To walk through part of this workflow, I ran a PBE0/aug-cc-pVTZ calculation (converges much faster than the SCF before MP2) to look at the Lowdin MO populations:
! pbe0 aug-cc-pvtz cc-pvtz/jk ri rijk tightscf usesym zora
%output
print[p_orbpopmo_l] 1
end
* xyz 0 5
Fe 0.000000 0.000000 0.000000
S 1.960000 0.000000 0.000000
*
The MO indices are S 3s: 14, Fe 4s: 20, Fe 3d: 15,16,17,18,19, and Fe 3d': 33,34,36-40. Automatic occupation would have gotten the occupieds right, but the virtuals wrong. I'm not sure which of the 7 virtual MOs that might be the Fe 3d' are the correct ones; there is probably some trial-and-error here, but these should be visualized. Another point is that I've only looked at the ordering for alpha-spin orbitals; for difficult cases such as transition metals, the spatial ordering for beta-spin orbitals can be very different. The reordering for alpha- and beta-spin orbitals might be different. Again, this is speaking from experience.
The final exhibit is the RI-MP2/aug-cc-pVTZ natural orbitals that might enter an MCSCF calculation based on their occupation numbers:
N[ 15]( A2) = 1.97761944
N[ 16]( A1) = 1.97753198
N[ 17]( B2) = 1.97009578
N[ 18]( B1) = 1.97009578
N[ 19]( A1) = 1.03828526
N[ 20]( A1) = 0.99215102
N[ 21]( B1) = 0.98317529
N[ 22]( B2) = 0.98317529
N[ 23]( A2) = 0.02013554
N[ 24]( B2) = 0.01947713
N[ 25]( B1) = 0.01947713
N[ 26]( A1) = 0.01816184
To be thorough, this should be combined with looking at the Lowdin MO populations of these, which might require reading them into another (SCF) calculation and not performing any iterations.

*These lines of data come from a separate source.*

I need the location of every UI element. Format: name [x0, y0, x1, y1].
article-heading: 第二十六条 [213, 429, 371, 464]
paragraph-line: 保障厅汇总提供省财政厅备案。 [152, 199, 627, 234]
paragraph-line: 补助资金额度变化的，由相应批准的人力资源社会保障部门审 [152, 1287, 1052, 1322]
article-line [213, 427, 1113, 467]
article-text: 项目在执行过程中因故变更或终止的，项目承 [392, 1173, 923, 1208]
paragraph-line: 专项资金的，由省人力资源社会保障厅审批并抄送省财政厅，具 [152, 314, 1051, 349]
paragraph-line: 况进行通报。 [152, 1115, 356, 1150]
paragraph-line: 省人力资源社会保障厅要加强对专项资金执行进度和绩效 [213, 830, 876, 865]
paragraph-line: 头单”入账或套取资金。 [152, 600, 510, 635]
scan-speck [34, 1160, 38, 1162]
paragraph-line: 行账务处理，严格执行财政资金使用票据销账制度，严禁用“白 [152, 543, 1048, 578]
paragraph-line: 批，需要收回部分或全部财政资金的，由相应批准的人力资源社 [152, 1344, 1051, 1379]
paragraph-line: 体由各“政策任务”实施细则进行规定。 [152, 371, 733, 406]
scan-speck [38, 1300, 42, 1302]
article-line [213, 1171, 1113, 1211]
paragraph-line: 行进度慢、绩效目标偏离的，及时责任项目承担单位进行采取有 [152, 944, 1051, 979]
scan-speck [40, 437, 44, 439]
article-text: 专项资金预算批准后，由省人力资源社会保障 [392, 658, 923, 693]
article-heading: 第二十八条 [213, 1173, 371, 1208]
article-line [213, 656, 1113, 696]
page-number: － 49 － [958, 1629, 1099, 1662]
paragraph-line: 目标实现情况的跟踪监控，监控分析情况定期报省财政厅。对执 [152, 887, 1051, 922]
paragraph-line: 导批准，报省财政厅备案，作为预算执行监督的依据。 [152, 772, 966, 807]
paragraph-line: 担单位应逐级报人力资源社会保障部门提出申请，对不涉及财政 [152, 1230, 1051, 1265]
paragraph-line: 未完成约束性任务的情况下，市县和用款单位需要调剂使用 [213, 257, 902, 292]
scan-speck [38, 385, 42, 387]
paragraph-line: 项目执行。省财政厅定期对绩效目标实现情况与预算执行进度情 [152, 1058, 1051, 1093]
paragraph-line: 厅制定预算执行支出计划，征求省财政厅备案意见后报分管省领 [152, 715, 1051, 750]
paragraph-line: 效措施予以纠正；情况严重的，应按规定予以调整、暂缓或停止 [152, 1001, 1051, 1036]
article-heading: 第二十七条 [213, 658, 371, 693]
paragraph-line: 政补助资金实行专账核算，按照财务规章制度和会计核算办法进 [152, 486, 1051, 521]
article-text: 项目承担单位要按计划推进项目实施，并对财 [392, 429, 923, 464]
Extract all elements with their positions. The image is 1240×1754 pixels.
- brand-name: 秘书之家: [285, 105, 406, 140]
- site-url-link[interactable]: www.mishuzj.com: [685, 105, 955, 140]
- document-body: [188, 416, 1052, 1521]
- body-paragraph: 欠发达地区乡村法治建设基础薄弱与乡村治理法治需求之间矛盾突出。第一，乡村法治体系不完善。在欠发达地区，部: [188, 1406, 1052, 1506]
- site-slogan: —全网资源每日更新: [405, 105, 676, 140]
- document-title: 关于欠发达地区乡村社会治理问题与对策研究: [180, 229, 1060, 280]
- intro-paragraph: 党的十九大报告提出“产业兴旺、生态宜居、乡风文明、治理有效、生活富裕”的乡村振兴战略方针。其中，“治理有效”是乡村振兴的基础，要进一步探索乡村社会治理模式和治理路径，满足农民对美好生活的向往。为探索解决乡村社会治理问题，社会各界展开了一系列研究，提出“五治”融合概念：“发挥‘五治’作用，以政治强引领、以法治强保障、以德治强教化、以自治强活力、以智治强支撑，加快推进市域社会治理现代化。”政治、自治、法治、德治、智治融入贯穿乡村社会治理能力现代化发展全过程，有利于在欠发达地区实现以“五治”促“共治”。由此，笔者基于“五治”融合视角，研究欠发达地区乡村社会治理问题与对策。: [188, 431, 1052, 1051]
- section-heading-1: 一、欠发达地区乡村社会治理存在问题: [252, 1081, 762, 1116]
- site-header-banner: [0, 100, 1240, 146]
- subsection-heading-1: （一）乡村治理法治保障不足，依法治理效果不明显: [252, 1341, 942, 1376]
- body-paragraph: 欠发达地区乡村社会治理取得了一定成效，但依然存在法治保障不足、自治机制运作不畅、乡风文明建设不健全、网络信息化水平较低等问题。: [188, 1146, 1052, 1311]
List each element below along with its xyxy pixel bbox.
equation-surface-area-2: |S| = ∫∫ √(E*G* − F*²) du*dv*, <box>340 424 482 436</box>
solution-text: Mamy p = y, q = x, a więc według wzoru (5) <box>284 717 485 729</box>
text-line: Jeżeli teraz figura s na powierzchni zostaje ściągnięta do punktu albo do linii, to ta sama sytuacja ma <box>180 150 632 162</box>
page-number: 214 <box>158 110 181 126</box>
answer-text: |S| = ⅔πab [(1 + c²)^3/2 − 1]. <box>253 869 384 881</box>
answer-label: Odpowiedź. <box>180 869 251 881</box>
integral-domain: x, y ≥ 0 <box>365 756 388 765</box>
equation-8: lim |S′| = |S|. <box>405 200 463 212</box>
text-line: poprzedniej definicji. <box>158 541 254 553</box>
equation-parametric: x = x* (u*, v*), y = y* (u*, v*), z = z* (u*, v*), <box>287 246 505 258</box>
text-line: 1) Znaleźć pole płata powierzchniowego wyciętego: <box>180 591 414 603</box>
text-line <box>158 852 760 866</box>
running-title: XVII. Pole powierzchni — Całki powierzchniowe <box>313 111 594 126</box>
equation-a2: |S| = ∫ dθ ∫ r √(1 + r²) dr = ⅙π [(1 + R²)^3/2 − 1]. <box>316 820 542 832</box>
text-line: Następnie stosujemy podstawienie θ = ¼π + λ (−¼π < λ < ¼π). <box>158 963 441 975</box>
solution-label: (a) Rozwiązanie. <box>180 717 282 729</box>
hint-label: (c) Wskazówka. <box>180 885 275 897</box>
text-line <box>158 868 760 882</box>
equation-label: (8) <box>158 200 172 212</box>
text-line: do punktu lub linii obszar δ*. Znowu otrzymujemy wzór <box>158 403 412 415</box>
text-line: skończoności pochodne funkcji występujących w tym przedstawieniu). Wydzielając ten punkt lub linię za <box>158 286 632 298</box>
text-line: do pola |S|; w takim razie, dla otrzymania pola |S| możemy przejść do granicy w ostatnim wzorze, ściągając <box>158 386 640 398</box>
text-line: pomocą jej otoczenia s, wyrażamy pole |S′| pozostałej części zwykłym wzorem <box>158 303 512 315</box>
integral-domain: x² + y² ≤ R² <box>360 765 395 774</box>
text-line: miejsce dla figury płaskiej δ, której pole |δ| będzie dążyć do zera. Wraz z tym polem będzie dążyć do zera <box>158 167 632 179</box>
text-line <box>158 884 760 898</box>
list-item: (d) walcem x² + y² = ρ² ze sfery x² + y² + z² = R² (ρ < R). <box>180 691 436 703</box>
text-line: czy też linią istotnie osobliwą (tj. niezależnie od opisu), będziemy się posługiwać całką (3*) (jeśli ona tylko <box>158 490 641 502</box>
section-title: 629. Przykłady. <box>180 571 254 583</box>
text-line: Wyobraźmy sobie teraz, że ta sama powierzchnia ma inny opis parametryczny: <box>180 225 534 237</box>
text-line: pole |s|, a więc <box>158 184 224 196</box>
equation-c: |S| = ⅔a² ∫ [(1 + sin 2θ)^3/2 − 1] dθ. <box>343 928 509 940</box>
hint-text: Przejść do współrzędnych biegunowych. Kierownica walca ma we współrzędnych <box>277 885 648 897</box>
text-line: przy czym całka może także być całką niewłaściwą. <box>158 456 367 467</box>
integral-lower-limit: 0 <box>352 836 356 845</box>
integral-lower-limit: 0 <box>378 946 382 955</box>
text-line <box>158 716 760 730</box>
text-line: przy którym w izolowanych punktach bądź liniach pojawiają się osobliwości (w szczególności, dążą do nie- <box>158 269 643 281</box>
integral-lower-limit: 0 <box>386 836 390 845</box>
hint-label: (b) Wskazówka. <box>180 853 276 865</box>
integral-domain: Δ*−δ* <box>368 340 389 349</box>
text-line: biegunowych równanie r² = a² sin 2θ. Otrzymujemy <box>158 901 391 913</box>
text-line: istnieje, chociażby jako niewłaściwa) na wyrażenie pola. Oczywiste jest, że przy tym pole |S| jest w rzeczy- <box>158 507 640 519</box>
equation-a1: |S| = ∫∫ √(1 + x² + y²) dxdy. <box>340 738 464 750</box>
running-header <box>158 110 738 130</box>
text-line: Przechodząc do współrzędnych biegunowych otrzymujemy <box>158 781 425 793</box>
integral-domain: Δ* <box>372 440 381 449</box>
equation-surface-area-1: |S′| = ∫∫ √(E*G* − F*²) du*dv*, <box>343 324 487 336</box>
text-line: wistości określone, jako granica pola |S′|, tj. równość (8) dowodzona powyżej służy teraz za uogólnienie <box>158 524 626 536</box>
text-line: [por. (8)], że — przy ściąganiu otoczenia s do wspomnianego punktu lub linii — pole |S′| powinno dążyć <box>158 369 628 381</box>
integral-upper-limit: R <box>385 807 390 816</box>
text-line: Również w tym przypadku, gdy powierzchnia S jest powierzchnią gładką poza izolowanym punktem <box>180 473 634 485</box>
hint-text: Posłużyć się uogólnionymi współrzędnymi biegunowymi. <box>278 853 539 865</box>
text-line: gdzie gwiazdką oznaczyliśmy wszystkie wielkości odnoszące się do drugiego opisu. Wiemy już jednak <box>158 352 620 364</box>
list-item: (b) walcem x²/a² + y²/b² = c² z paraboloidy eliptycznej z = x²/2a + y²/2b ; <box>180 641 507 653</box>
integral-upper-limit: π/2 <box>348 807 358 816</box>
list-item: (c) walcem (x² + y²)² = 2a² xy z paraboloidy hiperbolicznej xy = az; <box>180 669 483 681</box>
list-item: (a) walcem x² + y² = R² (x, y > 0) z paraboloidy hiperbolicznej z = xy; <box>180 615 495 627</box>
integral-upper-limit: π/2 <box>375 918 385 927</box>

However, it is well-known that converging MCSCF equations is generally difficult. In my limited experience, DALTON, GAMESS, and Molcas have less trouble than ORCA. I haven't used Molpro for MCSCF. Which program you choose dictates what post-MCSCF calculations can be performed. The DIIS algorithm in ORCA, in particular, can stall even when it shouldn't. If you can afford it, the Newton-Raphson algorithm (switchstep nr
), where the active space orbital Hessian is calculated at each step, works very well to force convergence once SuperCI is done. ORCA makes it easy to get started with CASSCF, and it has plenty of knobs, but it has a very slow integral engine, doesn't prevent you from doing stupid things like GAMESS, and more advanced features are poorly documented. The workflow described above (namely the plotting orbitals and rotating them) becomes very tedious as well, but that has more to do with MCSCF in general.
Here are some good resources that describe both practical and theoretical aspects of performing MCSCF calculations: 1, 2, 3, 4.
Solution 2:
It seems increasing the active space helped make the CASSCF calculation converge. I've had success with increasing the number of active orbitals from 8 to 10. It only took an hour or so.